The basic principles of MSMQ are remarkable simple. When you want to pass a message on to another application, you just create it, wrap it up in a special package, and dump it into a message queue. The receiving application can interrogate the message queue and retrieve any waiting messages whenever it likes. Until it does, the message sits in the queue waiting.
Connectionless Messaging
This is, of course, how email works. A user sends their email message to their own mail server, where it is stored and then forwarded to the appropriate mail server for the recipient to collect. Of course, the sender and recipient may be using the same mail server, so the message is simply stored in the recipient's mailbox there. If they aren't connected to their mail server when the message arrives (perhaps they use a dial-up account rather than a permanent connection) it waits in their mailbox until they do connect and retrieve their mail. This is store-and-forward messaging, and it provides the kind of connectionless messaging environment we need in our distributed applications.
Guaranteed Once-Only Delivery
Email servers also provide extra features to make the delivery of email more reliable, and MSMQ implements the same kind of core features. For example, a message is only flagged as received by the recipient once they signal to the mail server that the message arrived intact. Until then it is marked as undelivered, so a network failure while it is being delivered will leave it as 'new mail' on the mail server ready to be collected again. Once it's been safely delivered and acknowledged, it is marked as such. The mail server will only send it as new mail once, and will keep trying to deliver it until it is successful (or generate a return message to indicate an error if it can’t be delivered after a preset time).
Prioritization and Routing
On most systems, email messages can optionally be marked as 'urgent', and these will be delivered first by the mail server—either directly to the recipient, or to the recipient's mail server. It's also possible to configure the mail server to route messages depending on rules. And of course, out on the Internet, dynamic routing is the norm anyway. Packets can take different routes to their destination depending on network traffic and availability. MSMQ can provide all these kinds of features as well.

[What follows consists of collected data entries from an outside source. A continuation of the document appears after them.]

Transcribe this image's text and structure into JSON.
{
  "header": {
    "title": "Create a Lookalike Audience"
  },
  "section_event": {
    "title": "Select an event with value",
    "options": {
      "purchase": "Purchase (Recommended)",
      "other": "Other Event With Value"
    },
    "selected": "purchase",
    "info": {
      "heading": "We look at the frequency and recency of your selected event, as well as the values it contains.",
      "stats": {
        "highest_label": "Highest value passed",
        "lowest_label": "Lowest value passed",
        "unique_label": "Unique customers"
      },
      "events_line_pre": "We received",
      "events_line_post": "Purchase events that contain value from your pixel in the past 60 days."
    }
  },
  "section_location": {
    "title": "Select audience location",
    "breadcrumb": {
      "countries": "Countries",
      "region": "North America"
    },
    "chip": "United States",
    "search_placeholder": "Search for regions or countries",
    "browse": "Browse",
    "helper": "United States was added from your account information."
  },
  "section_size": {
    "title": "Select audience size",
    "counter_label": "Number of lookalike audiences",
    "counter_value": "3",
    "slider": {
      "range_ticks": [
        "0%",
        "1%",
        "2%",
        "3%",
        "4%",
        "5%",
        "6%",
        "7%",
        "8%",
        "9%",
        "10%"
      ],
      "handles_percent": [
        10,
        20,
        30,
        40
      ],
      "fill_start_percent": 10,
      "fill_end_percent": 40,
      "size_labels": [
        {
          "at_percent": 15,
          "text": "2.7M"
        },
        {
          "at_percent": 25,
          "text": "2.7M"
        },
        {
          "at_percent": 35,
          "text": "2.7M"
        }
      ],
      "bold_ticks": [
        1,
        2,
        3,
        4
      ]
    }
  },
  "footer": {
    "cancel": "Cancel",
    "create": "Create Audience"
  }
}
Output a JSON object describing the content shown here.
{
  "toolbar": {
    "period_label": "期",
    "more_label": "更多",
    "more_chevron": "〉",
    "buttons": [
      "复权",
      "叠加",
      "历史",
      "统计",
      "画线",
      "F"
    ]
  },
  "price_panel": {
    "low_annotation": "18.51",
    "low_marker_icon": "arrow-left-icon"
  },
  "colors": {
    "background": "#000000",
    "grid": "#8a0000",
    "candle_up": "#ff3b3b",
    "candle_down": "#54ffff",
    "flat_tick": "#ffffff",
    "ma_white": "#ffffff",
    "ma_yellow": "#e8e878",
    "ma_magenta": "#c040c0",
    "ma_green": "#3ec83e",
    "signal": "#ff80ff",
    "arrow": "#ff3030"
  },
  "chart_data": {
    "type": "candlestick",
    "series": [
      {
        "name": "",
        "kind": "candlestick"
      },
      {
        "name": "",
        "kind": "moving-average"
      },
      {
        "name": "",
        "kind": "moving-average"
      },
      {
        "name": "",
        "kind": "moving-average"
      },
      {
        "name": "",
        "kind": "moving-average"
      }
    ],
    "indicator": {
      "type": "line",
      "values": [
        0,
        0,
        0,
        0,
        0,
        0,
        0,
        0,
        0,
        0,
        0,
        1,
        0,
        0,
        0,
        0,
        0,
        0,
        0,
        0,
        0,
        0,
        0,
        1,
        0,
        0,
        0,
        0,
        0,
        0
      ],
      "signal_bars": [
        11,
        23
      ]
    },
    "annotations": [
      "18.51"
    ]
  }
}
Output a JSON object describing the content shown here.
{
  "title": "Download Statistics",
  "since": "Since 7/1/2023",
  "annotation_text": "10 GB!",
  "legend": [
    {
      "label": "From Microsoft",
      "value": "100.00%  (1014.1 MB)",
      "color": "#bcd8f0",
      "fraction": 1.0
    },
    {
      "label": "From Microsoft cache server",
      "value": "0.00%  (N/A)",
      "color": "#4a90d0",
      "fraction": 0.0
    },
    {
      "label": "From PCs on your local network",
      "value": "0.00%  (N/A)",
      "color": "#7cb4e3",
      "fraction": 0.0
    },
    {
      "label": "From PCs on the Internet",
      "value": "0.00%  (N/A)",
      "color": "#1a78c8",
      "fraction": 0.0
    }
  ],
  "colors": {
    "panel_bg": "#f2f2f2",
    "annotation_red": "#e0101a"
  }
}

Message and System Security
Users have to identify themselves to the mail server before both sending and receiving messages. They can also encrypt and digitally sign messages to prevent unauthorized interception and tampering with the content. Again, MSMQ provides these kinds of features to the messages and data it transmits between applications.
Disparate System Integration
Finally, email is often a platform-independent communication method. Users can send text email and attached files to recipients that use different email software, and which can run on different platforms and in different environments. MSMQ message data is stored in a format that both sender and recipient agree on, and so it doesn't matter what the recipient's environment looks like—it can convert the data into whatever format it likes after receipt.
Supported Platforms
MSMQ only directly supports Windows NT (Server and Workstation) and Windows 9x. However, because the data format is standardized, other platforms can use it to communicate with Windows applications, and with each other. A company called Level 8 Systems manufactures a range of components that can access proprietary message queues on other systems, such as IBM MVS, MQ, CICS, OS/2, and AS/400 platforms; Sun Solaris, HP-UNIX, and AIX UNIX.
The SDK supplied with MSMQ also allows you to build applications and components that can integrate with MSMQ in other environments.